Jane is running the household because Mrs. Bennett is indisposed in her room
Mr. Bennett regrets not heeding Elizabeth’s warning and resolves to be stricter with Kitty. The whole neighborhood is full of gossip concerning Lydia’s shame, and what the future holds for her. In panic, Mr. Collins writes making useful remarks such as, “the death of your daughter would have been a blessing in comparison to this.” “This false step in one daughter will be injurious to the fortunes of all the others; for who, as Lady Catherine herself condescendingly says, will connect themselves with such a family?” He advised Mr. Bennett to disown her in order to save the rest of the family.
At last the suspense in the household is released with a letter from Mr.
Gardiner saying the two are to be wed, provided that Wickham’s debts are paid and Lydia receives a yearly stipend. Mr. Bennett agrees, but is now concerned that he will be in debt to Mr. Gardiner who has no
doubt settled Wickham’s bills.
Mrs. Bennett undergoes a transformation from hysterical depression to
exuberance and starts making plans for wedding clothes etc.

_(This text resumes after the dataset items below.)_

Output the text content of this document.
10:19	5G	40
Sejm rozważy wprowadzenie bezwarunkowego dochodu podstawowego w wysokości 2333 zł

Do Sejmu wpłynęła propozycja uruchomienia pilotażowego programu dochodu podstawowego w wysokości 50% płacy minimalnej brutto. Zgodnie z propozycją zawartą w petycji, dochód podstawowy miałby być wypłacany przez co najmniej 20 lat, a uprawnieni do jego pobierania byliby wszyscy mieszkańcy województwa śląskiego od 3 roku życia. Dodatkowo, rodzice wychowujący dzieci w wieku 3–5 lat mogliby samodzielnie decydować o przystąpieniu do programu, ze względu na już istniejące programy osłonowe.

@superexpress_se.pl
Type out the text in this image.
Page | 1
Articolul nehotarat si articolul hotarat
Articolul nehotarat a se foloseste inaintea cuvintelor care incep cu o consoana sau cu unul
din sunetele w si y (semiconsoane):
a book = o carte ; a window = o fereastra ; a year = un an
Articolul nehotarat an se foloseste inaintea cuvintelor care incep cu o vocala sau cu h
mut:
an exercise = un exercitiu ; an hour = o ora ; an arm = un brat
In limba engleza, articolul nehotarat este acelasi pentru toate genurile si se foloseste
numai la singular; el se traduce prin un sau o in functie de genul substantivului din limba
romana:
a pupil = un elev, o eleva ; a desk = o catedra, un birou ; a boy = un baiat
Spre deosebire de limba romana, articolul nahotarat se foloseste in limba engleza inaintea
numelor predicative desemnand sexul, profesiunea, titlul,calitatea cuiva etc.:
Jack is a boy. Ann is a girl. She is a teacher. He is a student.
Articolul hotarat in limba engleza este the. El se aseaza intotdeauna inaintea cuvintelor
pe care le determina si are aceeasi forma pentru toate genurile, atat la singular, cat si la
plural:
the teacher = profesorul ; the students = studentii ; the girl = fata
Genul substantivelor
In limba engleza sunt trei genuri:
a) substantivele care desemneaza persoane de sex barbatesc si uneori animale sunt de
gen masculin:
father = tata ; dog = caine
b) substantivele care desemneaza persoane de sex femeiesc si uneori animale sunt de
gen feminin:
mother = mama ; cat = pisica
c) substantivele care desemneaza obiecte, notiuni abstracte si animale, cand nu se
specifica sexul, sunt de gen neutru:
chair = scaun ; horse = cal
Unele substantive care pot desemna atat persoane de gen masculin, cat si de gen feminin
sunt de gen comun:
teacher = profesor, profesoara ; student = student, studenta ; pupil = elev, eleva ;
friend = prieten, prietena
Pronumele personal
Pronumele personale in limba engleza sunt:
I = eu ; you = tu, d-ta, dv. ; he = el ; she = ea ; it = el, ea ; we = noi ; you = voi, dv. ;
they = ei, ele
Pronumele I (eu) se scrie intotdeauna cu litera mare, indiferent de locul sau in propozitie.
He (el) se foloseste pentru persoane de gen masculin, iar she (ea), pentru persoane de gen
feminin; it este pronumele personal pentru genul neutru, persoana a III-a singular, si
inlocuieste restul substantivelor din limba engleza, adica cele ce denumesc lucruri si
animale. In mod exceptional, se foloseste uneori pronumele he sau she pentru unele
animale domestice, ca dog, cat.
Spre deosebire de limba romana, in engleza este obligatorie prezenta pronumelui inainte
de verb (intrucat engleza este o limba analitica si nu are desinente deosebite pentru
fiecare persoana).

Gardiner advises that Wickham has a commission in the north of England, and
only Mrs. Bennett is despondent at the thought of the couple being so far away.
Elizabeth sees no hope of a future with Darcy for he will not wish to marry
into a family of which Wickham is a member.
Austen now deals with a third type of marriage. We have seen the Bennett’s who
don’t like each other very much; the Collins who have a businesslike marriage, and now Lydia and Wickham whose marriage is based on infatuation and lust.